Dördüncü Dönem: Akif için umutların yeniden yeşerdiği Kurtuluş Savaşı ve Birinci Mecliste milletvekilliğini de kapsayan 1919-1923 yılları arasıdır. Safahat'ın altıncı kitabı olan Âsim ile "İstiklal Marşı" bu dönemin ürünleridir.

Beşinci Dönem ise yeni devletten ümidini kestiği, daha sonra Mısır'a gitmek durumunda kaldığı 1924-1936 yılları arasını kapsayan Gölgeler dönemidir.

Şiirin Zamanları Hürriyet Zamanı

İkinci Meşrutiyet'in ilân edildiği 1908 yılında Akif 35 yaşındadır. O güne kadar muhtelif dergilerde otuza yakın şiiri yayımlanmış, ancak bunlar yukarıda belirttiğimiz arayış dönemi ürünleri olması nedeniyle, şair daha sonra bunları benimsememiş ve Safahat'a almamıştır.

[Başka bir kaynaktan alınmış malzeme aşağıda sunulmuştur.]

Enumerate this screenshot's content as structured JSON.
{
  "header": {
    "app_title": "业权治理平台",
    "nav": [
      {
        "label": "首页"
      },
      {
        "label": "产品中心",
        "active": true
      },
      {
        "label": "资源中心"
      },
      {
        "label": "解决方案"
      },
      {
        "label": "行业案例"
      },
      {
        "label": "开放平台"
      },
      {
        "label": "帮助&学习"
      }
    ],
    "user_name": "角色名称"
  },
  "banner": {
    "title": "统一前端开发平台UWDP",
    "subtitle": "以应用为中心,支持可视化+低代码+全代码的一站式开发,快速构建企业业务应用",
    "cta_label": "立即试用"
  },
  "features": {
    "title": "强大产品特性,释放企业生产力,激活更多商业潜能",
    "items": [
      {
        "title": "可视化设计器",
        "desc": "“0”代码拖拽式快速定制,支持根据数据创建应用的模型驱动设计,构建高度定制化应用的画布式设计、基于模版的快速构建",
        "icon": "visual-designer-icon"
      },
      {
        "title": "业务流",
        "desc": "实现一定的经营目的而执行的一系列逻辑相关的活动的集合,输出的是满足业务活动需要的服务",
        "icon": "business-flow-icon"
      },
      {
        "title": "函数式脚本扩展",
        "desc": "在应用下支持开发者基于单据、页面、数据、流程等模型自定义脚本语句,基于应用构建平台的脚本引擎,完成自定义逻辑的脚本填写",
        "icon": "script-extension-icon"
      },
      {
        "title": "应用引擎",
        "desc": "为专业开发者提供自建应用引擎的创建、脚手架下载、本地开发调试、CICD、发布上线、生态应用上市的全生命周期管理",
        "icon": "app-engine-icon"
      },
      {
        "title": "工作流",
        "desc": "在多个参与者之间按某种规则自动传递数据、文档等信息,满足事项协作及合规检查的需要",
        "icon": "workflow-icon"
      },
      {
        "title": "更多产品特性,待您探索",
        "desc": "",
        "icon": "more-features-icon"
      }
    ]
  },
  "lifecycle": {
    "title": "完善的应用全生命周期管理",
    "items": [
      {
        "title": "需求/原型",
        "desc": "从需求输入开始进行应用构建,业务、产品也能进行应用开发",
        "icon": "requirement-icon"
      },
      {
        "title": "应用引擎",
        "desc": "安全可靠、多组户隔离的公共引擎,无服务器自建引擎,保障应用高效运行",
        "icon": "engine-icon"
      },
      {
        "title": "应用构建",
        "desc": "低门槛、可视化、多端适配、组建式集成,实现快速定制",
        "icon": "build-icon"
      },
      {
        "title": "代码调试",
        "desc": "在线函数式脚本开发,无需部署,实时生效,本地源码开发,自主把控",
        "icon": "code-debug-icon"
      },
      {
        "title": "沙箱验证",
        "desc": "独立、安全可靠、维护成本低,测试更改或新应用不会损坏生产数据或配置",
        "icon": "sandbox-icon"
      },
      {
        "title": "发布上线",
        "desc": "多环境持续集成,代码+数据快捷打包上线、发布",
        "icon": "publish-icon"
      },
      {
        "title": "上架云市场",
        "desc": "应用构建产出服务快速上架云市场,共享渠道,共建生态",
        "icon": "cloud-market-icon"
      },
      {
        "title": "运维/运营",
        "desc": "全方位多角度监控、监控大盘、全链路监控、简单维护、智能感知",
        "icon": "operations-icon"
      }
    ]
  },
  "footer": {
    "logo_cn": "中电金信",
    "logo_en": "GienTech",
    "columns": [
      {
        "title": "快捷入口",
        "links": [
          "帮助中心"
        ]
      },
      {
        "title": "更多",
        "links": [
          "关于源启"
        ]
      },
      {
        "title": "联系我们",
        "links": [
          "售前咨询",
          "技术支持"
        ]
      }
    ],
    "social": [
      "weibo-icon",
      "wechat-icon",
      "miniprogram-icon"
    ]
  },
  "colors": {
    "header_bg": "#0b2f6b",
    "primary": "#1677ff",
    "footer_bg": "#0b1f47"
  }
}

Meşrutiyet'in ilânı ile doğan özgürlük ortamından istifade ederek, arkadaşları ile birlikte o da, Sırat-ı Müstakim dergisini çıkarır ve burada her hafta bir şiir yayımlamaya başlar. Bunların çok önceden yazılmış olduğu, yayımlanmadan önce Akif'in yakın dostlarıyla paylaşıldığı bilinmektedir. Eşref Edip'in de belirttiği gibi, bunlar şairin, üzerinde uzun süre çalışma imkânı bulduğu sükûnet dönemi şiirleridir. (Edip:7) "Fatih Camii", "Tevhid Yahud Feryad", "Durmayalım", "Hasta", "Küfe", "Hasır", "Geçinme Belâsı", "Meyhane, Selma", "Seyfi Baba", "Kör Neyzen" o döneme ait ürünlerdir.

Akif'in dili dönemine göre sade olsa da yeni kuşaklar için, sözlüksüz anlaşılabilecek derecede yeni değildir. Fakat bütün Safahat içinde, ilk dönem eserleri olmalarına rağmen bu şiirlerin, özellikle de tahkiye biçiminde olan şiirlerin dili dikkat çekecek şekilde sadedir.

Şiirlere konu kişilerin bir kısmının adı açıkça zikredilmiştir; zikredilmeyen tiplerin adı da kolaylıkla bilinebilecek gerçek kişilerdir. Bu şiirleri okurken, tasvir edilen insan manzaraları karşısında yüreğimiz sızlar. Yoksulluğu, çaresizliği kendimiz yaşıyormuş gibi içimizde hissederiz. Diğer yandan, dostluklardaki sahihlik, bu yokluk içinde insanların birbirini sahiplenmesi bizi insan olma onurunun en yükseklerine taşır. "Hasta", "Küfe", "Hasır", "Meyhane", "Seyfi Baba", "Kör Neyzen" ve "Mahalle Kahvesi" bu nitelikte şiirlerdir.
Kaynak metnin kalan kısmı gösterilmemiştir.